13.5. Raças e Minorias

 

            As características rácicas constituem um importante factor de diferenciação social.

            É o que se verifica quando coexistem, no mesmo território, grupos étnicos diferentes. Estas diferenças tanto podem tratar-se de diferenças de tradição cultural como diferentes características físicas.

 

            Um especialista na abordagem desta temática foi Michael Banton que faz a distinção de diferentes ordens de relações raciais da seguinte forma:

 

à   Contacto Periférico: situações em que o contacto entre grupos é apenas ocasional e limitado, pelo que a influência recíproca de uns grupos sobre os outros é muito reduzida, não chegando a pôr-se propriamente um problema de convívio, salvo o da manutenção da paz.

 

à   Contacto Institucionalizado: situação que se desenvolve quando dois grupos, cujos territórios de habitat são distantes, entram em ligação permanente, ou pelo menos duradoura, por intermédio de uma delegação, feitoria ou «colónia» de membros de um grupo na área habitada pelo outro.
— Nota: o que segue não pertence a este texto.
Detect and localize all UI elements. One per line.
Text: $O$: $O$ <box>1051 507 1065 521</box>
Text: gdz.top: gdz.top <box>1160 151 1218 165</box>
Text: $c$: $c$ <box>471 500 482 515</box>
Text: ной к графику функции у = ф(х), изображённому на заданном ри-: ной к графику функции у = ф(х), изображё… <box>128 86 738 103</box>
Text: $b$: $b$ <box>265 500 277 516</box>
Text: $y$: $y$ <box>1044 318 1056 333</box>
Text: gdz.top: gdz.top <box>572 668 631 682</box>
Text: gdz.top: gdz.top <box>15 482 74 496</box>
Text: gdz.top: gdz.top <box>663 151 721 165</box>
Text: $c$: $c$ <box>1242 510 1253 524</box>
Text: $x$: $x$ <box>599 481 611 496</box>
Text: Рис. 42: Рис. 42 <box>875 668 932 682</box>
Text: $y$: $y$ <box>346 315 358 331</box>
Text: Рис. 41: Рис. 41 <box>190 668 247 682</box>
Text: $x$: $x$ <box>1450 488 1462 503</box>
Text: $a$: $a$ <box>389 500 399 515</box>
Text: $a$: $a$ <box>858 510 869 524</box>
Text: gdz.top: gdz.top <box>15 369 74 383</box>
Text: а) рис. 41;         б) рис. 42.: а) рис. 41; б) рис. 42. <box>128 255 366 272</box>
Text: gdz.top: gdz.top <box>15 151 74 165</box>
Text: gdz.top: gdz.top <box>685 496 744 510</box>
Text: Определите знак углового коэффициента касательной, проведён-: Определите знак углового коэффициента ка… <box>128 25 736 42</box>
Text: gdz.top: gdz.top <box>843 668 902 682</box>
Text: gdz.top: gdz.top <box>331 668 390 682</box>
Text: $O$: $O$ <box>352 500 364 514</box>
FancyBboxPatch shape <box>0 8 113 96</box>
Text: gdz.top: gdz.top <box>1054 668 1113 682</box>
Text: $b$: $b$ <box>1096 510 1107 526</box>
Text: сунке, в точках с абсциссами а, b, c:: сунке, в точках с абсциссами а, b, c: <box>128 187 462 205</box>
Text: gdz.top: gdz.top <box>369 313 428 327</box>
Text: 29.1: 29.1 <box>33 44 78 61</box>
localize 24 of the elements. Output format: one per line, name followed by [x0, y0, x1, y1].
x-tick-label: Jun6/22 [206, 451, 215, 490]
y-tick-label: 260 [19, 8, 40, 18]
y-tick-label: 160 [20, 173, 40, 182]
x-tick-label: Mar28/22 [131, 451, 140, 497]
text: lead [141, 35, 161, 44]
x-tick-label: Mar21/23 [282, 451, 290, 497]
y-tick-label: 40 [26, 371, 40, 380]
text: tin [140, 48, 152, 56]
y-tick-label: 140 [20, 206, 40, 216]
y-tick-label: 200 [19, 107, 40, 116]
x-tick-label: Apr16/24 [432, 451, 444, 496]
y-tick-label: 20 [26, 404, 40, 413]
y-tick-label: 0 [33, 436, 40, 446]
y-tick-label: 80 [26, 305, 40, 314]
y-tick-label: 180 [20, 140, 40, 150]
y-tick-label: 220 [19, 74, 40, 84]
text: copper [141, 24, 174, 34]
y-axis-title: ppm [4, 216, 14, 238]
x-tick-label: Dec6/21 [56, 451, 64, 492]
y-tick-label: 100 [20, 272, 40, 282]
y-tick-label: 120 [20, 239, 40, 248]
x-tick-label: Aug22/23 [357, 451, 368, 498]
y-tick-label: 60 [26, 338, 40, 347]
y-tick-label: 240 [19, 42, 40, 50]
São apenas alguns membros dos diferentes grupos que entram em contacto recíproco, continuando mesmo assim ligados aos costumes do seu próprio grupo.

 

à   Aculturação: situação resultante de um contacto prolongado entre indivíduos de grupos diferentes. Alargando-se a base de contacto, como muitas vezes se verifica, pela expansão da feitoria ou «colónia» inicial, e desenvolvendo-se paralelamente esforços para a difusão dos valores próprios do grupo de que esta provém, como acontece através da fundação de missões, igrejas e escolas e da acção do comércio de retalho, a influência recíproca alarga-se e consolida-se, alastrando um processo de interpenetração de cultura.

 

à   Domínio: situação que se desenvolve quando um grupo está subordinado a outro grupo. Pode, no entanto, acontecer que existam relações pessoais a para das relações de domínio, o que leva os indivíduos de um e de outro grupo a reconhecer-se e a respeitar-se nas suas qualidades humanas. Mas esta não é com certeza a situação dominante na sociedade.

 

à   Paternalismo: situação resultante do contacto que se realiza sob a supervisão directa dos governos europeus, em que as atitudes raciais têm menor papel e o princípio do respeito pelos direitos dos povos é elemento actuante, que podem vir a impor certas regras básicas nas relações entre as raças.

 

à   Integração: esta é a situação que se verifica quando a raça tem pouca relevância na definição da posição social das pessoas e no convívio social.

 

à   Pluralismo: a ordem pluralista, embora possa acompanhar-se de atitudes raciais ou étnicas bastante vivas, pode existir num contexto de igualdade cívica entre os membros dos diversos grupos. O pluralismo rácico pode acompanhar-se de pluralismo religioso, de pluralismo linguístico, etc..

 

13.6. Elites e não elites

 

            As elites apresentam-se com estratos sociais que apenas parcialmente recobrem as classes ou os grupos de status. Segundo Pareto, a elite é, em cada tipo de actividade humana, constituída pelas pessoas que pelas suas qualidades se distinguem muito do comum. Pois, há aqueles que, na sua profissão, são muito bons e há aqueles que são menos bons ou maus, pelo que Pareto considera que se deve formar uma classe daqueles que são muito bons, atribuindo-lhes o nome de elite.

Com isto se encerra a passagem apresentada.